The Crimson Sabre

From The Arthur Conan Doyle Encyclopedia
Reel Life (27 november 1915, p. 6)

The Crimson Sabre is an American silent movie produced by Thanhauser, released on 30 november 1915 (in USA). Black & White. 2 reels.

Survival status: unknown.


Cast


Reviews

Reel Life (27 november 1915, p. 6)

The Crimson Sabre — Thanhouser

A miraculous piece of detective work is The Crimson Sabre, a two-part Thanhouser drama, for release on the regular Mutual Program, November 30th. Hector Dion impersonates Sherlock Holmes, who, for the sake of a girl and her lover, burrows into a murder mystery and tracks down the real criminal. The girl's sweetheart, played by George Marlo, has been wrongly accused. He is exonerated, after an intensely dramatic scene in which the actual murderer stands, self-convicted, in the very spot where he had felled his victim. An old love affair of the dead man plays an important part in the chain of evidence; while the romance of Winston Holmes and Hilda Brown ends in happy fulfilment.

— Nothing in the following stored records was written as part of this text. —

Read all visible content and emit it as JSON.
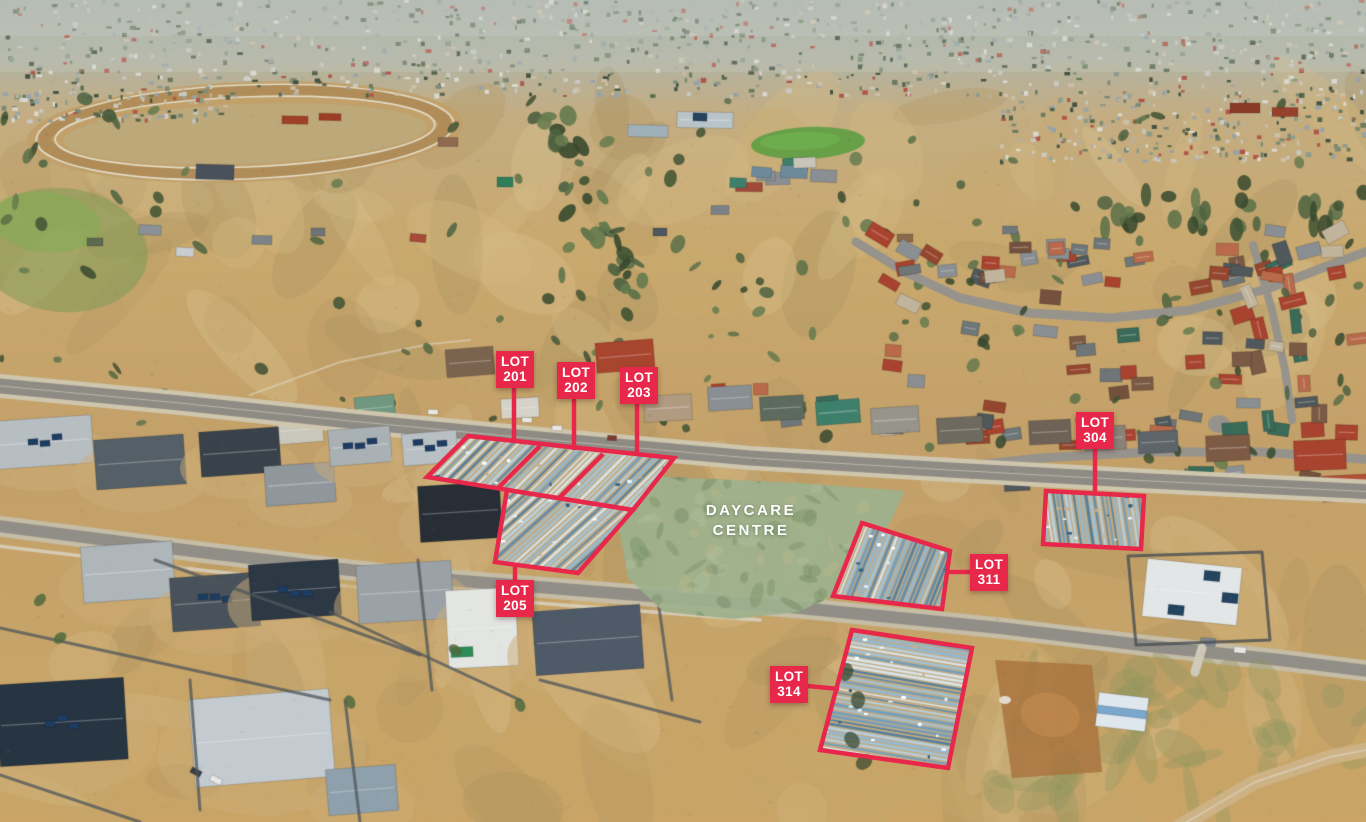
{
  "colors": {
    "label-red": "#e8284a",
    "label-text": "#ffffff",
    "daycare-tint": "#9cb18d"
  },
  "annotations": {
    "lots": [
      {
        "prefix": "LOT",
        "number": "201"
      },
      {
        "prefix": "LOT",
        "number": "202"
      },
      {
        "prefix": "LOT",
        "number": "203"
      },
      {
        "prefix": "LOT",
        "number": "205"
      },
      {
        "prefix": "LOT",
        "number": "304"
      },
      {
        "prefix": "LOT",
        "number": "311"
      },
      {
        "prefix": "LOT",
        "number": "314"
      }
    ],
    "daycare_centre": {
      "line1": "DAYCARE",
      "line2": "CENTRE"
    }
  }
}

Winston Homes is decoyed to the home of Gerald Lafitte, his unsuccessful rival in love, by a promise that the latter will put him in touch with a proposition which will mean big money. Lafitte, meanwhile, robs his own safe, and sends for a detective. When Holmes arrives, he finds that the "proposition" is: "Give up Hilda Brown, or go to jail." For a despairing moment, the young man sinks his face in his hands. He is roused by a cry of horror. In the doorway stands the detective and Lafitte's valet. On the couch, his head cloven in twain, lies his enemy, a sabre, crimson with blood, at his side. A few minutes before Holmes had been absent-mindedly admiring the strange weapon as it hung on the wall above the couch. He is arrested for the murder. Rhoades, the detective, is not convinced even by apparently inclusive evidence. He finds in Lafitte's study the money and jewels cleverly removed by the dead man from his own safe, also a photograph of a beautiful girl with a theatrical signature across the corner. The detective visits a theatrical agency, where he learns that the original of the picture had been Lafitte's sweetheart. Rhoades studies the mechanism by which the sabre had been so attached to the wall that it could be swung out over the head of an unconscious victim and dropped with fatal effect. A photograph of the missing actor forms another link. Rhoades proves to the detective force that Lafitte's valet is none other than the father of the deserted actress, whose death he at last has avenged in the murder of her betrayer. Winston Holmes is acquitted, and he and Hilda marry.